One of the most common questions I get: What is the interest rate right now?
Other versions of it are quite similar.
But what goes into the rate that a borrower would get? Turns out, the answer is NOT a simple one.
This video discusses the various different criteria that influence an interest rate and uses two real-life scenarios to demonstrate a comparison.
Not only do interest rates move every day, every lender has their own agenda for that day's environment. On top of that, there are 8 different categories that can adjust the rate on any particular mortgage.
They are as follows:
(1) Occupancy: whether you live in the home as a primary or secondary residence makes a difference, as well as whether it is an investment property.

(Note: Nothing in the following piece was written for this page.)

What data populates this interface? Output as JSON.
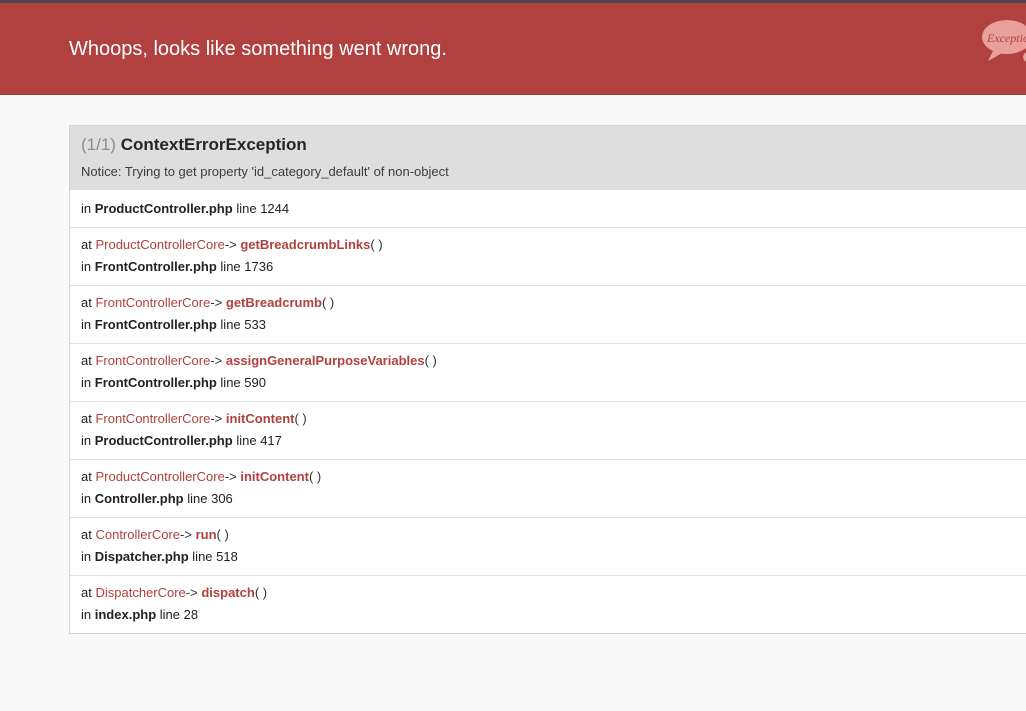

(2) Purpose: a mortgage to purchase a home will get the lowest rate available, whereas a cash-out refinance will be more expensive.
(3) Equity: the more equity in the home, the lower will be the rate.
(4) Property type: single family homes get lower rates than do condominiums or multi-unit properties.
(5) Loan Amount: very small or very large loan amounts cost more.
(6) Credit scores: this is the least surprising adjustment - the better your credit score, the lower will be your cost to borrow money.
(7) Timeframe: the longer a lender has to lock/commit to a specific rate, the more they will charge for it.
(8) Location: lenders will usually charge more for certain states (Unfortunately, CA is one of those that get hit with an extra charge.